Nous apprenions cette semaine le retour de Cossette et de Vision 7 international dans l’écosystème de propriété québécoise grâce à un investissement important de la CDPQ et d’un partenaire privé international, CVC. Ce geste fera passer l’ex-propriétaire chinois depuis 2015, Blue Focus International, à une position minoritaire.

Un retour en arrière s’impose. Lors de la tentative de prise de contrôle hostile en 2009, la direction de Cossette de cette époque n’a eu d’autre choix, après avoir examiné plusieurs avenues qu’elle estimait plus souhaitables, que de se jeter dans les bras de la société américaine d’investissement Mill Road Capital. Il faut noter aussi que si le groupe qui la convoitait avait réussi à l’acquérir, cela aurait conduit à la même conséquence, soit une prise de contrôle américaine. À l’époque, le fleuron de la communication québécois (Cossette) fit l’objet de critiques, inévitables dans l’univers concurrentiel d’ici, pour avoir vendu son âme aux étrangers. Mon devoir de réserve et mes obligations de confidentialité m’empêchent d’aller plus loin que d’affirmer que, mis à part l’acceptation de cette prise de contrôle non sollicitée, aucune autre voie intérieure ne s’est avérée possible à cette époque. D’ailleurs, par la suite, plusieurs autres agences québécoises de grande qualité ont suivi l’exemple de Cossette et furent acquises par des intérêts étrangers.

Lorsque Mill Road voulut encaisser ses bénéfices, l’agence « chouchou » des Québécois pendant des années se retrouva aux mains d’un géant de la communication chinois. Malgré le retour à la croissance et de grands succès incontestés pour Cossette, le contexte difficile grandissant entre la Chine et les États-Unis, tant sur le plan politique que sur celui économique, limita grandement la capacité d’entreprises chinoises à faire des affaires avec notre voisin du Sud. L’accroissement du sentiment protectionniste accentuait la pression auprès des gouvernements, tant fédéral que ceux des États américains, et de l’entreprise privée pour faire cesser l’octroi de contrats à des sociétés chinoises. Plusieurs autres économies occidentales adoptèrent, à intensité variable, des politiques semblables. Conscient que cette tendance ne ferait que s’accentuer, il fallait trouver une solution pour permettre à Vision 7 international et à Cossette de poursuivre leur croissance américaine et au sein des grandes économies occidentales.

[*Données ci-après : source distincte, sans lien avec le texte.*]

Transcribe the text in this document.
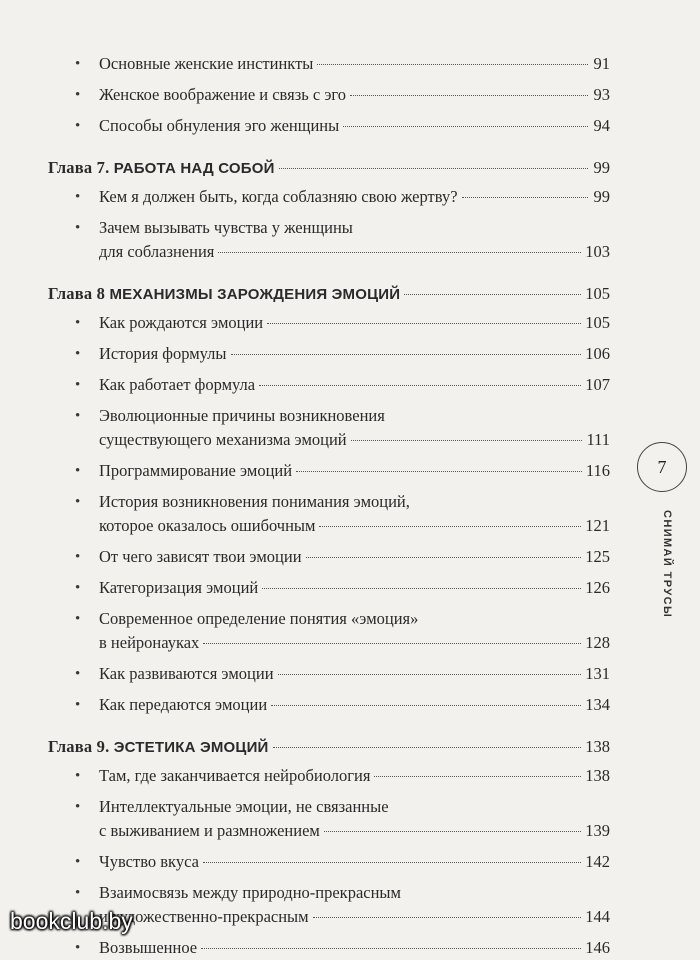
• Основные женские инстинкты	91
• Женское воображение и связь с эго	93
• Способы обнуления эго женщины	94
Глава 7. РАБОТА НАД СОБОЙ	99
• Кем я должен быть, когда соблазняю свою жертву?	99
• Зачем вызывать чувства у женщины
для соблазнения	103
Глава 8 МЕХАНИЗМЫ ЗАРОЖДЕНИЯ ЭМОЦИЙ	105
• Как рождаются эмоции	105
• История формулы	106
• Как работает формула	107
• Эволюционные причины возникновения
существующего механизма эмоций	111
• Программирование эмоций	116
• История возникновения понимания эмоций,
которое оказалось ошибочным	121
• От чего зависят твои эмоции	125
• Категоризация эмоций	126
• Современное определение понятия «эмоция»
в нейронауках	128
• Как развиваются эмоции	131
• Как передаются эмоции	134
Глава 9. ЭСТЕТИКА ЭМОЦИЙ	138
• Там, где заканчивается нейробиология	138
• Интеллектуальные эмоции, не связанные
с выживанием и размножением	139
• Чувство вкуса	142
• Взаимосвязь между природно-прекрасным
и художественно-прекрасным	144
• Возвышенное	146
7
СНИМАЙ ТРУСЫ
bookclub.by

L’annonce de cette semaine contribuera directement à régler ce problème. L’avenue choisie ne peut que réjouir les milieux d’affaires d’ici et le gouvernement du Québec dans le contexte de post-pandémie, qui nous sensibilise à nouveau à l’importance de la propriété québécoise et à l’achat chez nous dans un contexte de recherche d’une plus grande sécurité et autarcie.

De plus, la CDPQ, notre bas de laine, occupe une position significative dans l’actionnariat de contrôle. Cela ne peut que constituer une bonne nouvelle, tant du point de vue de la perception et de l’image — pour la CDPQ et Cossette — que du point de vue économique, puisque le succès futur de l’entreprise engendrera, de façon modeste mais réelle, des retombées économiques pour chacune et chacun d’entre nous.

Toutefois, des éléments demeurent flous ou peuvent paraître incongrus. Les détails du partage (CVC-CDPQ) ne sont pas divulgués, ce qui peut soulever des questions et provoquer des ambiguïtés. Enfin, l’annonce du siège social à Québec (et non pas au Québec) ne peut que provoquer des sourires par son côté « accroche marketing », qui n’aura pas beaucoup de conséquences matérielles concrètes. Le centre de décision réel demeurera à Toronto, même si nous pouvons espérer un certain rééquilibrage vers Montréal.

Plusieurs acteurs du milieu avaient prédit la fin lente et inéluctable de Cossette après les événements tragiques de 2009. Mais, après quelques années difficiles, le retour au succès fut marqué, comme en témoignent de nombreuses récompenses nationales et internationales et une santé financière enviable. Ce récent jalon du retour à la maison s’avère de très bon augure pour son avenir. D’autres agences devenues depuis propriétés étrangères emboîteront-elles le pas, comme elles l’ont fait dans le sens inverse dans le passé ? À suivre.